Jurisdiction and justice, it appears, have yet to catch up with the speed and unanticipated novelty of artificial intelligence (AI). In a recent ruling that has sent echoes across the digital realm, United States District Court Judge Beryl A. Howell denied a copyright application to an AI-generated piece of art authored by the Creativity Machine algorithm, operated by Stephen Thaler.
In the intricate web of U.S. copyright law and technology, such a decision was arguably unpremeditated but by no means singular. Prior to Thaler’s case, instances of authors like Sarah Silverman filing lawsuits against tech giants like OpenAI and Meta have cropped up, addressing the murky waters of data-scraping practices by AI. Meanwhile, Matthew Butterick, a programmer cum lawyer, accused Microsoft, GitHub, and OpenAI of software piracy linked to data scraping.
While Judge Howell dismissed Thaler’s hopes to copyright his AI’s masterpiece, she forewarned of a future that is “approaching new frontiers in copyright”. In her verbatim, she identified upcoming challenges about the quantum of human engagement warranted to copyright such AI-generated artwork. An interesting dimension she touched upon was that AI models are typically trained on pre-existing work, effectively spotlighting a potential stumbling block in the race for AI copyrights.

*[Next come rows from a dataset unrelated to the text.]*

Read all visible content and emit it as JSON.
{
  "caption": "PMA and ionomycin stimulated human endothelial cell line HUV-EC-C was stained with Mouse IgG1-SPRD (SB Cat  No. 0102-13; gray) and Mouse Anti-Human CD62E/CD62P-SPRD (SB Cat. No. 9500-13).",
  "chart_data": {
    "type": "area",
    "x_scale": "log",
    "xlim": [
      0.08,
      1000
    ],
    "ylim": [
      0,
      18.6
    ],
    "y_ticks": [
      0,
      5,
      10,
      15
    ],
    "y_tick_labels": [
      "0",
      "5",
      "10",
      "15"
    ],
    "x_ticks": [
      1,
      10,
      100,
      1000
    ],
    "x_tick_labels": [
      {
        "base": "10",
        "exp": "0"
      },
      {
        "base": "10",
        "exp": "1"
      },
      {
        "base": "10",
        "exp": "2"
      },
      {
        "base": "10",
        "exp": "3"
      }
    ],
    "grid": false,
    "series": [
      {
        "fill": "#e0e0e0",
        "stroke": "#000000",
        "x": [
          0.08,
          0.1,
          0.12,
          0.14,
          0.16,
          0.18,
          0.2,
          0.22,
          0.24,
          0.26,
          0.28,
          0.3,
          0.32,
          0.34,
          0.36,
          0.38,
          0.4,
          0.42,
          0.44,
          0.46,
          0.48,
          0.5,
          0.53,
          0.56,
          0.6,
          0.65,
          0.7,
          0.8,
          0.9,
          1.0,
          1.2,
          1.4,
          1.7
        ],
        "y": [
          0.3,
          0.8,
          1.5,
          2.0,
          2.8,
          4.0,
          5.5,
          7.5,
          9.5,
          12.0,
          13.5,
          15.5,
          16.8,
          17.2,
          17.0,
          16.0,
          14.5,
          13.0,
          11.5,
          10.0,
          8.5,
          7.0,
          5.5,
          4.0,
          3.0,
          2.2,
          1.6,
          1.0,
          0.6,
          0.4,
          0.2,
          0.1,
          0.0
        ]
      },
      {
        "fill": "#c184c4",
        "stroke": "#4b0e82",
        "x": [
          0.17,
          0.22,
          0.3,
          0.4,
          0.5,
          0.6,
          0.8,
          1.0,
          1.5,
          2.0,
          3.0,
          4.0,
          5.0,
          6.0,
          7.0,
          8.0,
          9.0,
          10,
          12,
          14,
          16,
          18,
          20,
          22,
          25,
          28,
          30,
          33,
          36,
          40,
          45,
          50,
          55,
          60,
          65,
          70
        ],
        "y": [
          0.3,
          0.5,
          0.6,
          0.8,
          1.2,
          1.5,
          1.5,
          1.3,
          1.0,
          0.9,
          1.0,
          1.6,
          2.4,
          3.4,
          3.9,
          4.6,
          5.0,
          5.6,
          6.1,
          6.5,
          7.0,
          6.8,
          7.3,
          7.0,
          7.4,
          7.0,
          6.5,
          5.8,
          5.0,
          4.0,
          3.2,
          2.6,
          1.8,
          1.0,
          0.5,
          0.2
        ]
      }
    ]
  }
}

Thaler’s saga of failed copyright applications is nothing short of intriguing. The contested work in question was an image he endeavoured to copyright “as a work-for-hire to the owner of the Creativity Machine”. Essentially, this would position the Creativity Machine as the progenitor, and Thaler as the keeper of the work. This push, however, met with curt refusals.
Throwing a comparative light on similar precedents, Judge Howell referred to a case involving a ‘monkey-selfie’, on one hand, pitted against a contrasting scenario where a woman successfully copyrighted a book she’d filled with “words she dictated were from a supernatural source”, on the other.
Undeterred, Thaler is fueled to appeal his case. Ryan Abbot, his counsel from the law firm of Brown Neri Smith & Khan LLP, revealed, “We respectfully disagree with the court’s interpretation of the Copyright Act”. As per reports from Bloomberg Law, the U.S. Copyright Office supports the court’s verdict.
Aided by cold legal steel, Thaler’s copyright request was met with its ultimate incongruity last year after which he dragged the U.S. Copyright Office to court. His contention being that the resolute rebuffing was “arbitrary, capricious… and not in accordance with the law”. Judge Howell, though, held her ground. In a discerning note, she asserted that copyright had never been assigned to work that had been “absent any guiding human hand”, arguing that ‘human authorship’ constituted a fundamental prerequisite of copyright.
As the boundary between man’s creative expressions and machine-led reproductions gets more obscured, the question of AI-copyright is likely to continue to occupy legal, artistic, and intellectual channels. Whether our judicial system can accomodate and adapt to the ceaseless informational deluge spouted by AI like Thaler’s Creativity Machine remains a story for tomorrow.